On the surface, these structural shifts lie within the realm of possibility, as issues predominantly of urban and rural planning and policy. Beyond the obvious need for resources and support that only governments can provide, however, lies a meta-text of socio-cultural transformation, of creating interdependence in a society built upon isolationism and individualism. Because, at present, we simply do not need each other. I do not need you to eat, or travel or turn my lights on, nor do you need me. But if we were truly committed to a stable planet, to growing different foods that could be traded and shared to satisfy a high percentage of our community’s needs, or if there was a solar array on your roof that produced more power than your hyper-efficient house needed (and that I could then purchase from you), or transportation were a shared entity, interdependence would replace the flagrant human and ecological disconnectedness that currently underlies our day to day lives.

The dreamer in me says that this newfound interdependence could also do much to correct persisting market failures; that by excluding no one — simply on the basis that we cannot afford to — from involvement in the production of clean energy, high quality food and equal access to transportation, we would do much to inject a greater sense of egalitarianism into a society plagued by gross inequalities. As things stand today, local, organic food is a luxury, public transportation a symbol of lower socioeconomic status, and poorer communities the victims of unjust urban planning and the disproportionate impact of large-scale, polluting power plants.
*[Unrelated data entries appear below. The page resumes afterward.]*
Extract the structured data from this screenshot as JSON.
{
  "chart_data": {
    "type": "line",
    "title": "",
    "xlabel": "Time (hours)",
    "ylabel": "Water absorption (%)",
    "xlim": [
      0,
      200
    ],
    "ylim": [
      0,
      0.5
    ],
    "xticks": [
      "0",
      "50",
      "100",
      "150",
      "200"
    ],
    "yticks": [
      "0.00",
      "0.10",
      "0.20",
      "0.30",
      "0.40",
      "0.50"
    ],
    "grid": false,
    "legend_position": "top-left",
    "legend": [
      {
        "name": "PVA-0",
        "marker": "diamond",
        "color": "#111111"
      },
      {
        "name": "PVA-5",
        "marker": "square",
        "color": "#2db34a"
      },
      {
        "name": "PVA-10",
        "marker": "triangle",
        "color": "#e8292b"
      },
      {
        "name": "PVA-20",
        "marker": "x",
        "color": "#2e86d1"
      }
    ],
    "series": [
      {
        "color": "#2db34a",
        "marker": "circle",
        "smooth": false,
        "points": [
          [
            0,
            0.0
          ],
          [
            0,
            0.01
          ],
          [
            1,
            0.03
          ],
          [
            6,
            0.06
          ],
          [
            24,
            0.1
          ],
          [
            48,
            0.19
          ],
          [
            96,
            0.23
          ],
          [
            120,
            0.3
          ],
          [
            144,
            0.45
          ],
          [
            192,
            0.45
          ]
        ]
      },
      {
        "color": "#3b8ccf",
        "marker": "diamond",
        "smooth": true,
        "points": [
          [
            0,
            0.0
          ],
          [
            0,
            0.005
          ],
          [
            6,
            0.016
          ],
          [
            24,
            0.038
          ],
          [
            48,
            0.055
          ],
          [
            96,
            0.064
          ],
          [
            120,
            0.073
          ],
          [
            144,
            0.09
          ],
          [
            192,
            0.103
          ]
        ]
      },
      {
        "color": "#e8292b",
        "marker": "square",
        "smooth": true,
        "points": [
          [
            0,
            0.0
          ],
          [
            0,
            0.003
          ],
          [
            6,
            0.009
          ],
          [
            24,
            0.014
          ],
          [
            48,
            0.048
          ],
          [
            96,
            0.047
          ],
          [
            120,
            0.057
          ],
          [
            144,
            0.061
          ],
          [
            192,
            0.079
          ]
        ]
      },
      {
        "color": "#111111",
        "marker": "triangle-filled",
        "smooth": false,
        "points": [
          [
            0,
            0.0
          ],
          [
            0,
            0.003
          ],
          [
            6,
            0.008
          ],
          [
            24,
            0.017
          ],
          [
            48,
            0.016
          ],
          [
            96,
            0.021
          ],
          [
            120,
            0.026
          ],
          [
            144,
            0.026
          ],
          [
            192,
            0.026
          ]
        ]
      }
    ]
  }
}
Ultimately, another world is possible. But whether or not it is probable will rely upon the environmental movement’s capacity for inclusion, upon its ability to invite all society’s pluralism into a sphere of collaboration and discussion and mutualism. Just as the solutions to the climate crisis are economy-wide in scope and diverse in nature, so too must the stakeholders be. So to anyone who has ever felt excluded or inadequate or out of place among environmentalists, I beg you to reconsider and to forgive those of us who have not shed our narrow preconceptions of what it means to fight this fight. The simple truth is, we cannot do it without you.